L’AE remet en cause l’assurance avec laquelle l’Andra communique depuis de trop nombreuses années quant à la « maturité » vantée du projet Cigéo
Elle relève des sujets passés sous silence : quid de l’analyse de l’accident mortel survenu dans le laboratoire en 2016, lors du creusement d’une galerie ? Comment l’ANDRA anticipe t-elle le risque d’un accident nucléaire majeur ?
Quid de la sismicité locale, Cigéo se trouvant à 2 km du fossé de Gondrecourt, faille géologique ? Elle rappelle qu’une faille dite « éteinte » peut toujours se réveiller, preuve récente à l’appui*.
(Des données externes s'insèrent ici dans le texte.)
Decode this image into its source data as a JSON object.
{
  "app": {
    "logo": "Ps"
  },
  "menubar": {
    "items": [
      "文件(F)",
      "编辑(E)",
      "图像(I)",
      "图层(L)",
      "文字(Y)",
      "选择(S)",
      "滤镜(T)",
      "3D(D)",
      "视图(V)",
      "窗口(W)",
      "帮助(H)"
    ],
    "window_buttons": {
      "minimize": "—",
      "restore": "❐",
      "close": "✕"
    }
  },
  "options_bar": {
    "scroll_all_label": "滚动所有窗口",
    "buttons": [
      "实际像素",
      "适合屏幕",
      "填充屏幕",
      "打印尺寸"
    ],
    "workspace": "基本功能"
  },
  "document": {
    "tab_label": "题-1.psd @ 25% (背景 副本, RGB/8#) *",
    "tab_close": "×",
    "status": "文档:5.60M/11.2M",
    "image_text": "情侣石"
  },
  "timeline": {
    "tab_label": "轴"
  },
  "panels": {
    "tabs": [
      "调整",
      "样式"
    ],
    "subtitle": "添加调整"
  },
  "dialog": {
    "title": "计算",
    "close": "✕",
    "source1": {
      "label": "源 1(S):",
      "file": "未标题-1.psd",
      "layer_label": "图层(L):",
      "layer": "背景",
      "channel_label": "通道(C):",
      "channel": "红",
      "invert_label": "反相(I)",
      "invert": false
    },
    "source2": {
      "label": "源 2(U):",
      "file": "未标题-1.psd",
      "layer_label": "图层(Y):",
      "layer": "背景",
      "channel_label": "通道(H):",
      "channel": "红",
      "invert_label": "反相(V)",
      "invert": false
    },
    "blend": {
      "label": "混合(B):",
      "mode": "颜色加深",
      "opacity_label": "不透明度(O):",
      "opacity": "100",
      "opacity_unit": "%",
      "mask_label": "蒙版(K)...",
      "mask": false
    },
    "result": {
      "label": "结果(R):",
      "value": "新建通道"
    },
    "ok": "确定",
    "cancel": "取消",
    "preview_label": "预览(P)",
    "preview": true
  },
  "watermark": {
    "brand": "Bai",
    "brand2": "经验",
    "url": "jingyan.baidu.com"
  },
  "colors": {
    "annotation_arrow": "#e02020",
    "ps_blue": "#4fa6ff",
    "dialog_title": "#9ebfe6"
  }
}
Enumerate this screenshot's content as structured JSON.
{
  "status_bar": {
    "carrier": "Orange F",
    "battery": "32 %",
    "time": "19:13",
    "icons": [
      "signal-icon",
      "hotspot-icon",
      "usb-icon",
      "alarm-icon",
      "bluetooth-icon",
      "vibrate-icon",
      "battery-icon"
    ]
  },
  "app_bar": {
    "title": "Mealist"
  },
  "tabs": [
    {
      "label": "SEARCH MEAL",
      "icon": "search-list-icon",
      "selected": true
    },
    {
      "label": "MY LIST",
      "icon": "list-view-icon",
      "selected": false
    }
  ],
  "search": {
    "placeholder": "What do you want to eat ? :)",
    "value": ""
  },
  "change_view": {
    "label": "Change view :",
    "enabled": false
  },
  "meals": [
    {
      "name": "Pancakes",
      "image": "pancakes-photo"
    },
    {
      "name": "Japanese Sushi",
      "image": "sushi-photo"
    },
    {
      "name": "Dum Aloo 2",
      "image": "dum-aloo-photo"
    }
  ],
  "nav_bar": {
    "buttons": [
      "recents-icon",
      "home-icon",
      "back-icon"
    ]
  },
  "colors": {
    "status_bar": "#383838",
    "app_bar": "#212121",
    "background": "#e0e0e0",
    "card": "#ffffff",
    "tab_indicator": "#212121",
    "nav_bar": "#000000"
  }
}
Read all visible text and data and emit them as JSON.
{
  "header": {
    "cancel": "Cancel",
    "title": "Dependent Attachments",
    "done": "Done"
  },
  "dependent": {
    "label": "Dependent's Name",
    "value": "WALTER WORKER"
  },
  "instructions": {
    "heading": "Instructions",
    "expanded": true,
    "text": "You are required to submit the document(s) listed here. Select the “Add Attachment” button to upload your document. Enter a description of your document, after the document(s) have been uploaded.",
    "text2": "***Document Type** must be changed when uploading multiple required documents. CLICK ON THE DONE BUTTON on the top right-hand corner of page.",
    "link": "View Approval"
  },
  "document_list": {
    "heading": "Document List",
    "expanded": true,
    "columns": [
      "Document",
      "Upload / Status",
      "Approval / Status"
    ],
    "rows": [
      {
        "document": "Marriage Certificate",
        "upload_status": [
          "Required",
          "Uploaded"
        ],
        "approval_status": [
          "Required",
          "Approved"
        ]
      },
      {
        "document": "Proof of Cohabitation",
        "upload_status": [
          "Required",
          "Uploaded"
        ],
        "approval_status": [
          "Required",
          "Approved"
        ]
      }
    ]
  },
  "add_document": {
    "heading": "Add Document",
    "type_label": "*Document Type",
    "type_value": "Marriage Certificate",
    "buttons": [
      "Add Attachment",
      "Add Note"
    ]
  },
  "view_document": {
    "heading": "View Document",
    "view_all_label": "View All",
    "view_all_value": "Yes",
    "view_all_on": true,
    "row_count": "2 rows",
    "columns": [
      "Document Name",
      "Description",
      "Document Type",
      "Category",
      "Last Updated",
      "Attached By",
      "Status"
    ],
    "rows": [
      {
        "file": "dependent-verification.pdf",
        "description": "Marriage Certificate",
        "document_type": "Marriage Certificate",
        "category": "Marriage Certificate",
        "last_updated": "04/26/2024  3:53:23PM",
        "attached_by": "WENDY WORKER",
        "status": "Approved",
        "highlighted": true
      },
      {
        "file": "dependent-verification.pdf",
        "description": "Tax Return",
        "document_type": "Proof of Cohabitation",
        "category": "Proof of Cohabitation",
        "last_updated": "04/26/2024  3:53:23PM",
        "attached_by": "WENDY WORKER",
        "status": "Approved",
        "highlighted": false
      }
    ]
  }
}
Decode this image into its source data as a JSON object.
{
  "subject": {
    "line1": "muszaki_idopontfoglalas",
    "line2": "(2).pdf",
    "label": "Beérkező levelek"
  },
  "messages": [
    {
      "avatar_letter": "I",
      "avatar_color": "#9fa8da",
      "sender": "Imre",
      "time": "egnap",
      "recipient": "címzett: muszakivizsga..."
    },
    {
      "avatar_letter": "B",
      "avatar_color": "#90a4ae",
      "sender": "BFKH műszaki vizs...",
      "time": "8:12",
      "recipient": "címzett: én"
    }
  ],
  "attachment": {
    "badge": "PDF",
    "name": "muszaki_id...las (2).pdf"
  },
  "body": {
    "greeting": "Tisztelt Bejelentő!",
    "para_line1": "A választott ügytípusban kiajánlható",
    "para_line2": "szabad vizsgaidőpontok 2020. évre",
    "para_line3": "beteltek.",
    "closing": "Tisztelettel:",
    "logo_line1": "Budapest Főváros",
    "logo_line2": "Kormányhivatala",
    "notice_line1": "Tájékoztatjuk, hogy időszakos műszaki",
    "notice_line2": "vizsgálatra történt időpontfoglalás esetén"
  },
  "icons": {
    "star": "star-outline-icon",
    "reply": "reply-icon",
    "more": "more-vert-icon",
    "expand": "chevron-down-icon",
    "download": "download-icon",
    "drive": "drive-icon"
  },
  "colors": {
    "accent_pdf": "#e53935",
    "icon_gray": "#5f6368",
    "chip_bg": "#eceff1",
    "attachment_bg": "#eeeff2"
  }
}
Elle ressort même ledossier géothermie, la ressource naturelle localisée sous Bure ayant été scandaleusement escamotée par l’Andra, et recommande de nouvelles expertises indépendantes.
Un calendrier intenable au regard du caractère hors norme de ce projet
L’agence communiquait dernièrement dans l’Est républicain (09/01 2021) sur « une année charnière » pour Cigéo, avec une phase d’enquêtes publiques mi-2021 dans le cadre de la DUP et une demande de création de Cigéo fin de l’été prochain. On reconnaît bien là le trop plein d’optimisme de l’Andra, qui prêterait à sourire si l’enjeu autour de ce chantier d’enfouissement n’était aussi phénoménal.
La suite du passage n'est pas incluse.